Huis Serné
Groenburgwal 56, 1011 HX Amsterdam, Noord-Holland
Bekijk op kaartIn 1720 wordt een oud huis aan de Amsterdamse Groenburgwal bij de Binnen-Amstel voor 3.050 gulden gekocht door Jacobus Noordkerk, ‘suppoost in den Wisselbank’ en een protegé van burgemeester Corver. Noordkerk en zijn echtgenote laten het huis, dat waarschijnlijk bouwvallig was, geheel herbouwen.
Op het relatief ondiepe perceel verrijst een hoog koopmanshuis met een klein achterhuisje. Het krijgt een halsgevel met gebeeldhouwde ornamenten en in het interieur stucwerk, beschilderde plafonds en fraaie paneeldeuren, alles in Lodewijk XIV-stijl.
Het pand wordt in 1765 voor 13.250 gulden gekocht door David Borski. Nog datzelfde jaar wordt hier de later beroemde bankier-commissionair Willem Borski geboren. Deze zal in korte tijd een enorm kapitaal vergaren in de geld- en fondsenhandel (zijn weduwe is met dit vermogen een van de grondleggers van de Nederlandsche Bank, maar dan is het pand aan de Groenburgwal reeds verkocht).
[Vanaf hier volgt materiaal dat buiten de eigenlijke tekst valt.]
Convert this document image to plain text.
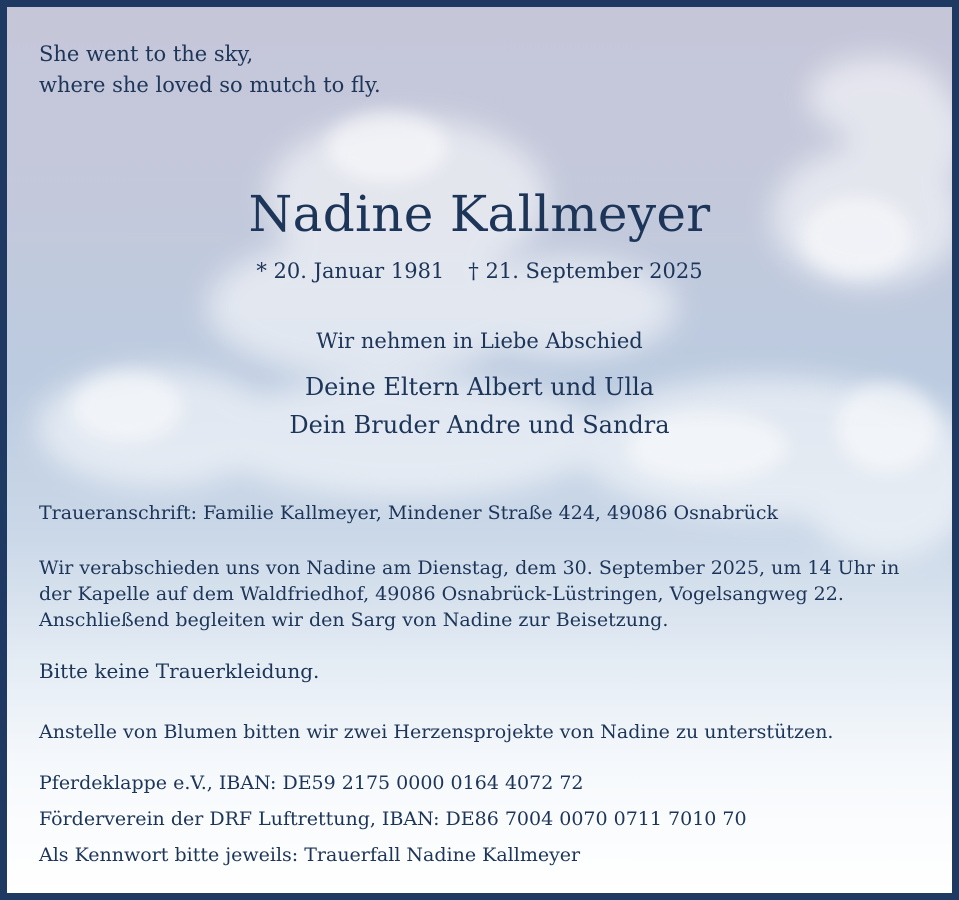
She went to the sky,
where she loved so mutch to fly.
Nadine Kallmeyer
* 20. Januar 1981 † 21. September 2025
Wir nehmen in Liebe Abschied
Deine Eltern Albert und Ulla
Dein Bruder Andre und Sandra
Traueranschrift: Familie Kallmeyer, Mindener Straße 424, 49086 Osnabrück
Wir verabschieden uns von Nadine am Dienstag, dem 30. September 2025, um 14 Uhr in
der Kapelle auf dem Waldfriedhof, 49086 Osnabrück-Lüstringen, Vogelsangweg 22.
Anschließend begleiten wir den Sarg von Nadine zur Beisetzung.
Bitte keine Trauerkleidung.
Anstelle von Blumen bitten wir zwei Herzensprojekte von Nadine zu unterstützen.
Pferdeklappe e.V., IBAN: DE59 2175 0000 0164 4072 72
Förderverein der DRF Luftrettung, IBAN: DE86 7004 0070 0711 7010 70
Als Kennwort bitte jeweils: Trauerfall Nadine Kallmeyer
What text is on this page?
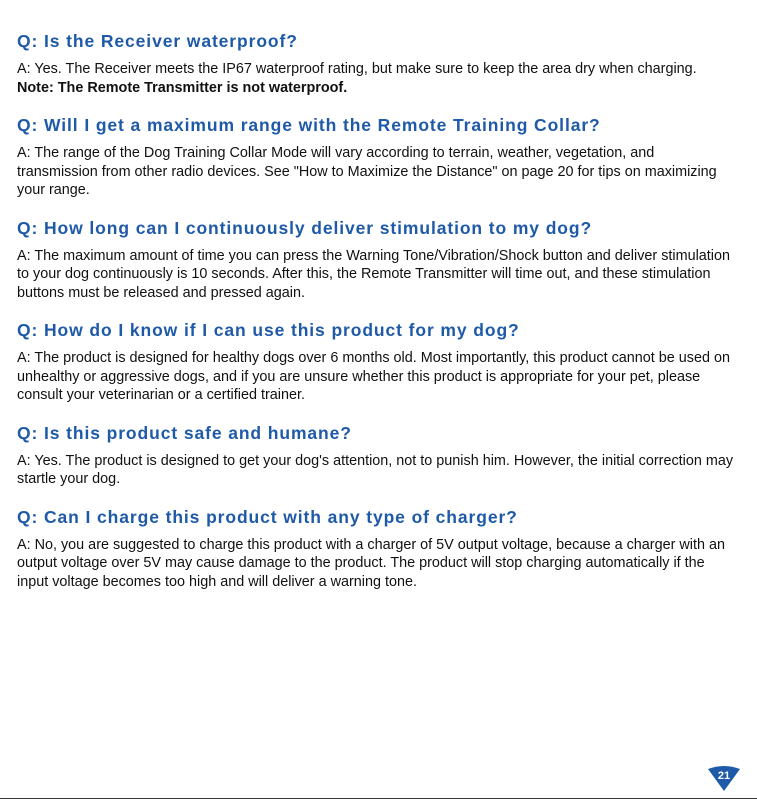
Q: Is the Receiver waterproof?

A: Yes. The Receiver meets the IP67 waterproof rating, but make sure to keep the area dry when charging.

Note: The Remote Transmitter is not waterproof.

Q: Will I get a maximum range with the Remote Training Collar?

A: The range of the Dog Training Collar Mode will vary according to terrain, weather, vegetation, and transmission from other radio devices. See "How to Maximize the Distance" on page 20 for tips on maximizing your range.

Q: How long can I continuously deliver stimulation to my dog?

A: The maximum amount of time you can press the Warning Tone/Vibration/Shock button and deliver stimulation to your dog continuously is 10 seconds. After this, the Remote Transmitter will time out, and these stimulation buttons must be released and pressed again.

Q: How do I know if I can use this product for my dog?

A: The product is designed for healthy dogs over 6 months old. Most importantly, this product cannot be used on unhealthy or aggressive dogs, and if you are unsure whether this product is appropriate for your pet, please consult your veterinarian or a certified trainer.

Q: Is this product safe and humane?

A: Yes. The product is designed to get your dog's attention, not to punish him. However, the initial correction may startle your dog.

Q: Can I charge this product with any type of charger?

A: No, you are suggested to charge this product with a charger of 5V output voltage, because a charger with an output voltage over 5V may cause damage to the product. The product will stop charging automatically if the input voltage becomes too high and will deliver a warning tone.

21
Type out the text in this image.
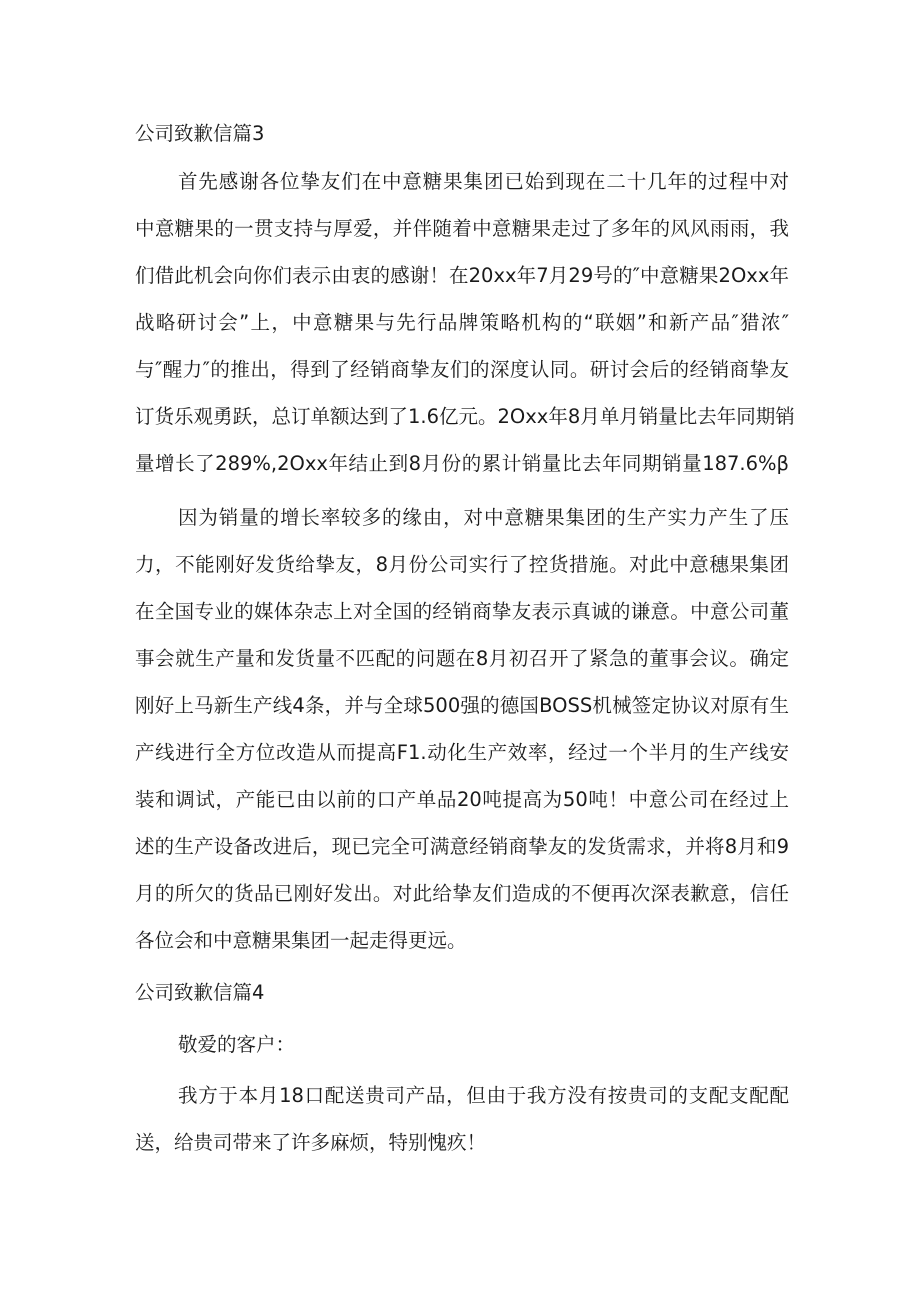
公司致歉信篇3
首先感谢各位挚友们在中意糖果集团已始到现在二十几年的过程中对
中意糖果的一贯支持与厚爱，并伴随着中意糖果走过了多年的风风雨雨，我
们借此机会向你们表示由衷的感谢！在20xx年7月29号的″中意糖果2Oxx年
战略研讨会”上，中意糖果与先行品牌策略机构的“联姻”和新产品″猎浓″
与″醒力″的推出，得到了经销商挚友们的深度认同。研讨会后的经销商挚友
订货乐观勇跃，总订单额达到了1.6亿元。2Oxx年8月单月销量比去年同期销
量增长了289%,2Oxx年结止到8月份的累计销量比去年同期销量187.6%β
因为销量的增长率较多的缘由，对中意糖果集团的生产实力产生了压
力，不能刚好发货给挚友，8月份公司实行了控货措施。对此中意穗果集团
在全国专业的媒体杂志上对全国的经销商挚友表示真诚的谦意。中意公司董
事会就生产量和发货量不匹配的问题在8月初召开了紧急的董事会议。确定
刚好上马新生产线4条，并与全球500强的德国BOSS机械签定协议对原有生
产线进行全方位改造从而提高F1.动化生产效率，经过一个半月的生产线安
装和调试，产能已由以前的口产单品20吨提高为50吨！中意公司在经过上
述的生产设备改进后，现已完全可满意经销商挚友的发货需求，并将8月和9
月的所欠的货品已刚好发出。对此给挚友们造成的不便再次深表歉意，信任
各位会和中意糖果集团一起走得更远。
公司致歉信篇4
敬爱的客户：
我方于本月18口配送贵司产品，但由于我方没有按贵司的支配支配配
送，给贵司带来了许多麻烦，特别愧疚！
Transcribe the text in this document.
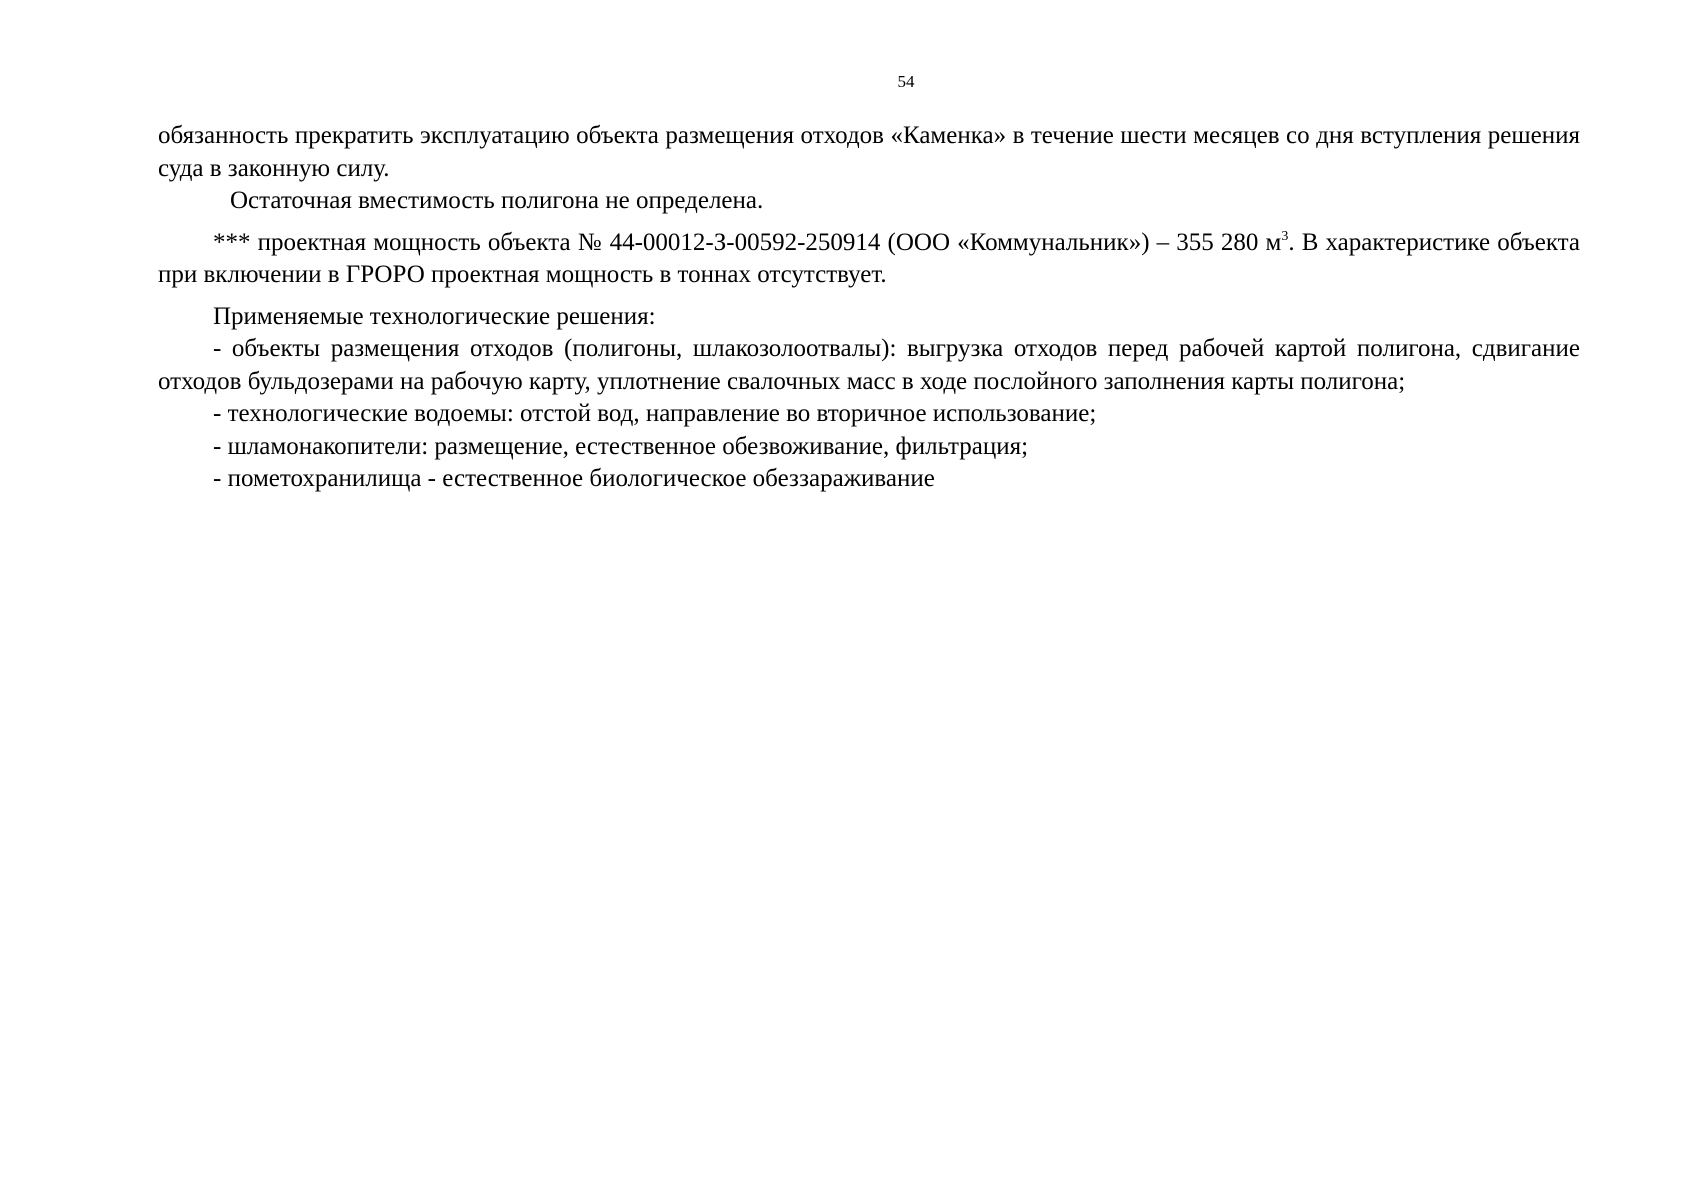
54

обязанность прекратить эксплуатацию объекта размещения отходов «Каменка» в течение шести месяцев со дня вступления решения суда в законную силу.

Остаточная вместимость полигона не определена.

*** проектная мощность объекта № 44-00012-З-00592-250914 (ООО «Коммунальник») – 355 280 $м^3$. В характеристике объекта при включении в ГРОРО проектная мощность в тоннах отсутствует.

Применяемые технологические решения:

- объекты размещения отходов (полигоны, шлакозолоотвалы): выгрузка отходов перед рабочей картой полигона, сдвигание отходов бульдозерами на рабочую карту, уплотнение свалочных масс в ходе послойного заполнения карты полигона;

- технологические водоемы: отстой вод, направление во вторичное использование;

- шламонакопители: размещение, естественное обезвоживание, фильтрация;

- пометохранилища - естественное биологическое обеззараживание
Na een periode van verhuur komt het huis in 1883 in bezit van de familie Serné. Arend Serné en zijn echtgenote Helena van Hoekelen, beide enthousiaste amateur toneelspelers, zijn enige jaren eerder begonnen met het maken en verhuren van toneelkostuums. Meer dan honderd jaar, onder vier generaties van de familie, is het pand in gebruik met ontvangstruimtes, kantoor, atelier, paskamertjes en zolders voor kostuumopslag.
De firma ‘A. Serné en Zoon’ groeit uit tot een begrip in de toneelwereld en levert, uit een steeds groter wordende voorraad, kostuums en rekwisieten aan opera-, operette- en theatergezelschappen, studentenmaskerades, openluchtspelen, gekostumeerde feesten en bal-masqués. In 1966, bij het honderdjarig bestaan van de firma, wordt de voorgevel van het huis gerestaureerd in 18de-eeuwse staat.
Een 'mislukt platfond'
Bij het onderzoek naar de geschiedenis van Groenburgwal 56 ontdekte de Vereniging een bijzonder verhaal waardoor een plafondstuk in de grote zijkamer kan worden toegeschreven aan een schilder.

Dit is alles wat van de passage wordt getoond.